Rozdział VI

Màu nền
Font chữ
Font size
Chiều cao dòng

– C-co?! – jedynie to zdołałam z siebie wykrztusić.

Stałam z Floweym tuż obok gwiazdy. Ta postać... Ja przez nią zginęłam? Mogłam się spodziewać, że coś się stanie. Obejrzałam swoje dłonie i nogi. Chwaścik ze skwaszoną miną wpatrywał się w moje czoło. Roślina wyrosła nad moim okiem. Nie mogłam określić ile jeszcze brakowało ich, aby zakryły moje ślepię. Dwa, może trzy. Jak tak dalej pójdzie stracę najbardziej potrzebny mi zmysł.

– Dla mnie też było to dziwne, Frisk. Ale przecież jeżeli chcemy dostać się na powierzchnię musimy tamtędy przejść. Pomogę ci, zawsze możesz na mnie liczyć – pocieszał mnie mój towarzysz.

Z opuszczoną nisko głową pobiegłam aż do mostu.
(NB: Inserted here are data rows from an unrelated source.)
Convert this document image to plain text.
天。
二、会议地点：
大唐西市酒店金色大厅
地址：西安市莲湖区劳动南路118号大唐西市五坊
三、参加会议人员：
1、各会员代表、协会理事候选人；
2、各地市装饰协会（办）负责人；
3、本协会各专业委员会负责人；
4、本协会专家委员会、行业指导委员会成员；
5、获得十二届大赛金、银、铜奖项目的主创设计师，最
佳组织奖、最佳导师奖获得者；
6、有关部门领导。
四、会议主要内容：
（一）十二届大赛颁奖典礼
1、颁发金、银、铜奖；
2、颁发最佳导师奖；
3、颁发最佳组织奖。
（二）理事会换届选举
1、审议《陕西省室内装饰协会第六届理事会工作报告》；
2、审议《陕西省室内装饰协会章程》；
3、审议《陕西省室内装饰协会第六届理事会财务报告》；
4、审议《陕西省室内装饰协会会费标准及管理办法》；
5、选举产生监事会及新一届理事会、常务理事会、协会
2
Wszystko powtórzyło się jak za pierwszym razem. Gałąź, ucieczka, zerwany most, kroki. A na koniec ta osoba zatrzymała się za mną. Jeżeli przeżywa się coś już po raz drugi nagle przestaje to być jakoś tak niepokojące. Ale tylko tak się i wydawało.
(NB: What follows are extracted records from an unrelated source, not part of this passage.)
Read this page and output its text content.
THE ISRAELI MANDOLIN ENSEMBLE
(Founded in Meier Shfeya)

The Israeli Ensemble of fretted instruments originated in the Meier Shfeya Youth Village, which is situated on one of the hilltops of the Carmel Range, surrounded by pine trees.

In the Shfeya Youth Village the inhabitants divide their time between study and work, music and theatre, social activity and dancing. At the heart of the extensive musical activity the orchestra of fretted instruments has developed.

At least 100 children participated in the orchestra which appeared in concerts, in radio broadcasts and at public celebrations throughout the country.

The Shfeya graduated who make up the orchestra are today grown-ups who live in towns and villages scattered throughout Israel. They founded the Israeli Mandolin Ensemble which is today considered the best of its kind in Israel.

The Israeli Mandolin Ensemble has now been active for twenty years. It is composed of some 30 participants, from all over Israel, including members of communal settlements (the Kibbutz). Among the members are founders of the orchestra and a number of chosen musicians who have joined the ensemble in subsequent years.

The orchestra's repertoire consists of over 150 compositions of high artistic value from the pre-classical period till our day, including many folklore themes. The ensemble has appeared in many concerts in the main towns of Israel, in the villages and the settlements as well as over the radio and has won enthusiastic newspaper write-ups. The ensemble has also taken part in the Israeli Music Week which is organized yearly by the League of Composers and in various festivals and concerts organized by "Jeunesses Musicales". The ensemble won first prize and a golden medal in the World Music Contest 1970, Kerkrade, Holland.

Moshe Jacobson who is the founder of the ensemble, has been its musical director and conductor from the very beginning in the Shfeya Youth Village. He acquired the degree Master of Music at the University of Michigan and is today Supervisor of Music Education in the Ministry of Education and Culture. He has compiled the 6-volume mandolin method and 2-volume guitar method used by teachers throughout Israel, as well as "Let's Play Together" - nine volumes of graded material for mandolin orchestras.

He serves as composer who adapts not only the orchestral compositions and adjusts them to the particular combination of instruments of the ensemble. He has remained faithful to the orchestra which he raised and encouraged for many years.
– Co teraz? – zapytałam badylka szeptem.

Wolałam się nie zapędzać zbyt daleko, to znaczy nie rozpoczynać rozmów z tym kimś i tak dalej.

– Zamknij się! Myślę... – odrzekł tak cicho jak było to możliwe.

Czekaliśmy na ruch ze strony tamtej osoby. Tym razem nie zagadał do mnie od razu tylko po jakichś dziesięciu sekundach. Ciężka ręka wylądowała na moim ramieniu, a ja odskoczyłam w bok.

– C Z Ł O W I E K U... – powiedział, tak jak się tego spodziewałam. – N I E W I E S Z J A K P R Z Y W I T A Ć N O W E G O K U M P L A? O D W R Ó Ć S I Ę I P O T R Z Ą Ś N I J M O J Ą D Ł OŃ.

Gula momentalnie stanęła mi w gardle. Mimo że dokładnie to samo zdanie słyszałam już wcześniej, i tak mimowolnie wzdrygnęłam się. Następnie ZDETERMINOWANA zbliżyłam się do rozpadliny. Zostałam z powrotem pociągnięta w tył. Oczywiście jak to ja – największa ciamajda wszechczasów – musiałam zahaczyć o coś nogą i przewrócić się. wylądowałam twarzą w śniegu, a Flowey może jakieś pół metra dalej ode mnie. Wyplułam z ust biały, zimny jak cholera puch i prędko podniosłam mojego przyjaciela. A jak na to wszystko zareagowała tamta nieznajoma osoba? Zwykłym śmiechem!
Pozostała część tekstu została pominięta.